The idea: I want to become incredibly skilled in a vast array of areas. As an example, I might benefit from making less crappy designs.
Will it work? I have absolutely no idea.
I’ve been reading atomic habits. While I think it’s not as good an exposition as it could have been (gotta hit that word count range if you want to publish a book!), and I dont think a fair bit of it is necessarily true…
one point I got from it seems almost like a mathematical tautology but also extremely powerful.
Imagine for a second that I’m a N-dimensional space with each dimension limited to the (0, 1) range, each describing a particular skill or knowledge or experience or behavior that I care about - 0 is worst and 1 is best.
I can trivially improve a component by 0.1% every day. Expanding my trumpet range by 0.1%?
That’s 0.025 semi tones. I can do that with 10 minutes of exercise.
Improving my fitness by 0.1%? A literal 10 minutes of walking are more than enough.
Improving my Japanese vocabulary knowledge by 0.1%? I already have stats, and with suboptimal parameters I can definitely do it in a day.
The book talks about 1% improvements, but the math is still powerful even if the improvements are an order of magnitude less.
Let’s define f(I) as the sum of the N components divided by N. Then trivially, if I improve something even by 0.01% every day, as long as i dont have on average worsening days, f(I) is going to be kind of monotonically increasing over my life.
I can read 5 pages of a psych 101 book tomorrow - I’ll be very slightly more knowledgeable about something, and f(I) will go up.
I can even estimate f(I) by self grading myself on a number of dimensions and seeing how the score evolves over time.
It seems a mathematical inevitability that if I apply an iterative approach to small improvements every day instead of following goals or targets, no matter how small the improvements, my score is going to tend to 1, no matter where i start from.

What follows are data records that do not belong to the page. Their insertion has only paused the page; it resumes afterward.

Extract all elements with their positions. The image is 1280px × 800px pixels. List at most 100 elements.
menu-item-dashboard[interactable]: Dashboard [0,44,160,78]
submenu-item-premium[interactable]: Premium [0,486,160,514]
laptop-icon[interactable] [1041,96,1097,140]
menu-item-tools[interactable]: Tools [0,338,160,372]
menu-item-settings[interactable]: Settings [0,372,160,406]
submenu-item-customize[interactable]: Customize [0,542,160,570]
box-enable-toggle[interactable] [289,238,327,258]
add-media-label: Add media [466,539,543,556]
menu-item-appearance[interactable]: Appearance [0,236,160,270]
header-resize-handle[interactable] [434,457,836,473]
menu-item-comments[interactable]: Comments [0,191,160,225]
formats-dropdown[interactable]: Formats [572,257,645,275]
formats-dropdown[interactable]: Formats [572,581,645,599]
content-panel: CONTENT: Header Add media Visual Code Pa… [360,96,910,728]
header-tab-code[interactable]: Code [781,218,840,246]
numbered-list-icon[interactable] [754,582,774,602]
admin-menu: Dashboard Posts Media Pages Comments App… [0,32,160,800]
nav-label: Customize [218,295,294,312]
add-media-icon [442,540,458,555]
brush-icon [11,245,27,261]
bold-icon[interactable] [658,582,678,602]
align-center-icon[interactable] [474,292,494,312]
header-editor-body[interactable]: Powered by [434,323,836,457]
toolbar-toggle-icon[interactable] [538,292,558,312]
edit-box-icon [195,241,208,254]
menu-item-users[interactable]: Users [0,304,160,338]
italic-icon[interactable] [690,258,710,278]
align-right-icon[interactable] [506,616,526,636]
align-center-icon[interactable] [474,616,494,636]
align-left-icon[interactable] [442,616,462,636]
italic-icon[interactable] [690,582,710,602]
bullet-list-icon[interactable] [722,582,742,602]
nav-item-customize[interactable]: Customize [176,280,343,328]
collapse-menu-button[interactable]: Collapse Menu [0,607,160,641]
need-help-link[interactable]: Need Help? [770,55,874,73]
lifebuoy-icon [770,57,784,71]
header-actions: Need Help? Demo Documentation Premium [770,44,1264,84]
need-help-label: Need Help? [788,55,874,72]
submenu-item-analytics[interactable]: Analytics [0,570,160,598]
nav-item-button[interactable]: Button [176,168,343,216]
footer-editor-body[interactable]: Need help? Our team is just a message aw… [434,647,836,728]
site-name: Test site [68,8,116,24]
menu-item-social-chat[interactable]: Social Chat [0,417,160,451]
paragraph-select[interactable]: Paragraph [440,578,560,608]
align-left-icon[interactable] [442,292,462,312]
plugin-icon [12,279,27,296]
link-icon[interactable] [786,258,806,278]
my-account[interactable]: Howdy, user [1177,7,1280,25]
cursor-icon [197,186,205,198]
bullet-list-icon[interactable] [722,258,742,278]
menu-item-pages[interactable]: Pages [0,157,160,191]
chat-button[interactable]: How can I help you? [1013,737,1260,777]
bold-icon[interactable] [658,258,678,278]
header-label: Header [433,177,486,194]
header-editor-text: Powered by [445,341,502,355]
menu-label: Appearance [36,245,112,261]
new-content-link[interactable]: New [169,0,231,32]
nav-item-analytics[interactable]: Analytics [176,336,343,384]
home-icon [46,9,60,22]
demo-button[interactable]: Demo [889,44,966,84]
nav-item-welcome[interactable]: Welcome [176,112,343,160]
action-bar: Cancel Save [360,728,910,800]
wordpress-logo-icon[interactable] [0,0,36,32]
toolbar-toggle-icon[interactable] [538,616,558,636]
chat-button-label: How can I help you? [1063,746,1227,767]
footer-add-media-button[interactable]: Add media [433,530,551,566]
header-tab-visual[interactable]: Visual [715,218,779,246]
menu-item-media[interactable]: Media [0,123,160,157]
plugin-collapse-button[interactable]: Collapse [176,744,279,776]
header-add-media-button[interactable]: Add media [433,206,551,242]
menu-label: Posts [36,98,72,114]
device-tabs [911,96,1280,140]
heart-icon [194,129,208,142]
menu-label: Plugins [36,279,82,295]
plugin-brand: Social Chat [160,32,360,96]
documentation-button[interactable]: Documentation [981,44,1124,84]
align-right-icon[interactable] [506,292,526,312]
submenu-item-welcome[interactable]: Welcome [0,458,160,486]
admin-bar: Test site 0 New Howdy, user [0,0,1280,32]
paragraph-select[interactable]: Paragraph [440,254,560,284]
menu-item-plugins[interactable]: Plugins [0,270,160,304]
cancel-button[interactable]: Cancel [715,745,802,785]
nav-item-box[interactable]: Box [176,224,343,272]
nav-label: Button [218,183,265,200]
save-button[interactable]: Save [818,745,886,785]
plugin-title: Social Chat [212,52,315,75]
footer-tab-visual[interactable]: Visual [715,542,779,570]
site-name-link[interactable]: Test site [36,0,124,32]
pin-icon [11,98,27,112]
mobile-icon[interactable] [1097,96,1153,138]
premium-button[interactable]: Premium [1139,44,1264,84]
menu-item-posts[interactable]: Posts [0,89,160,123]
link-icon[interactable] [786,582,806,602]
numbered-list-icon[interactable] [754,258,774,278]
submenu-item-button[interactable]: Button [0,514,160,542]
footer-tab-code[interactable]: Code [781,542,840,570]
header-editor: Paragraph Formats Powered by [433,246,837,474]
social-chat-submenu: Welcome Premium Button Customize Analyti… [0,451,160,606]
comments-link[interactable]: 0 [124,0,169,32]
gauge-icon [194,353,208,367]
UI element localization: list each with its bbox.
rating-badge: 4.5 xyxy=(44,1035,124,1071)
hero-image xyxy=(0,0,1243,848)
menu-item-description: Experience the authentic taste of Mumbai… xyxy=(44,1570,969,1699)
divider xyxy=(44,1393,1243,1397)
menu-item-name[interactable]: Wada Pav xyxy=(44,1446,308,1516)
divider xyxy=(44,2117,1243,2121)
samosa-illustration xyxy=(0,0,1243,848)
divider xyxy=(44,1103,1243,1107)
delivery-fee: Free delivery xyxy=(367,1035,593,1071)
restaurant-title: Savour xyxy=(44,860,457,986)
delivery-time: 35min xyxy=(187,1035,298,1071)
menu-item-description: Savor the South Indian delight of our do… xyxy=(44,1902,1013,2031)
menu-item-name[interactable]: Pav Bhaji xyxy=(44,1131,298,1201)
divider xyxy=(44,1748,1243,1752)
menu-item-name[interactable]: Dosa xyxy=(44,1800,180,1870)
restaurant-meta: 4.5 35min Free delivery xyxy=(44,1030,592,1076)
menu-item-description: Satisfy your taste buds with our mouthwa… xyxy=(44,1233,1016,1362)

Sure, i only have another 70 years to live if I’m lucky. But 1 would mean being the greatest polymath in the world and I dont need to go that far.
If i improve my vocabulary by 5 words a day, which believe me, is trivial and takes minutes to do, I can EASILY die fluent in 10 languages.
If I improve my range by half a semi tone per month for a while, I’ll be screaming triple Cs in a matter of a few years.
If I improve my staccato speed and cleanliness by 0.05% a day, I’ll be able to play the first brandt trumpet concerto in a similar amount of time.
If I write 500 words a day (takes me 20 minutes), I’ll have written several thick fantasy book every year.
Sounds too good to be true. But I cant see how it could be false.
I also have programming as a tool most of the population doesn’t have. I’m now taking private japanese lessons, and the incredible thing is I know almost every single word that comes up. Why? Because I was able to fine tune a language learning SRS to my strength and weaknesses.
I thought of how to further maximize the impact of time spent using a better heuristic for scheduling work and visualizing what needs to be done.
You cant do that on duolingo.
I plan to remove beeminder from my productivity systems - I think I have an idea that would better motivate me, and tomorrow I’ll code web and android apps.
Coding is like a superpower for this project. Want to make youtube less enjoyable? Randomly pause videos once every 5 minutes, show a picture of someone I hate laughing at me, then resume. I can still watch all the youtube I want. I just have to also take the loss from someone I want to “beat” rightly laughing at my waste of time while they’re more successful than me.
That ought to make it slightly less enjoyable. Or maybe not! Who cares. I can code it in 15 minutes and if it doesn’t work I can try something else.
Superpower.
Speaking of code, why does my autocorrect not correct cant? Is “cant” an actual word?
I’ll better organize my thoughts and post progress here.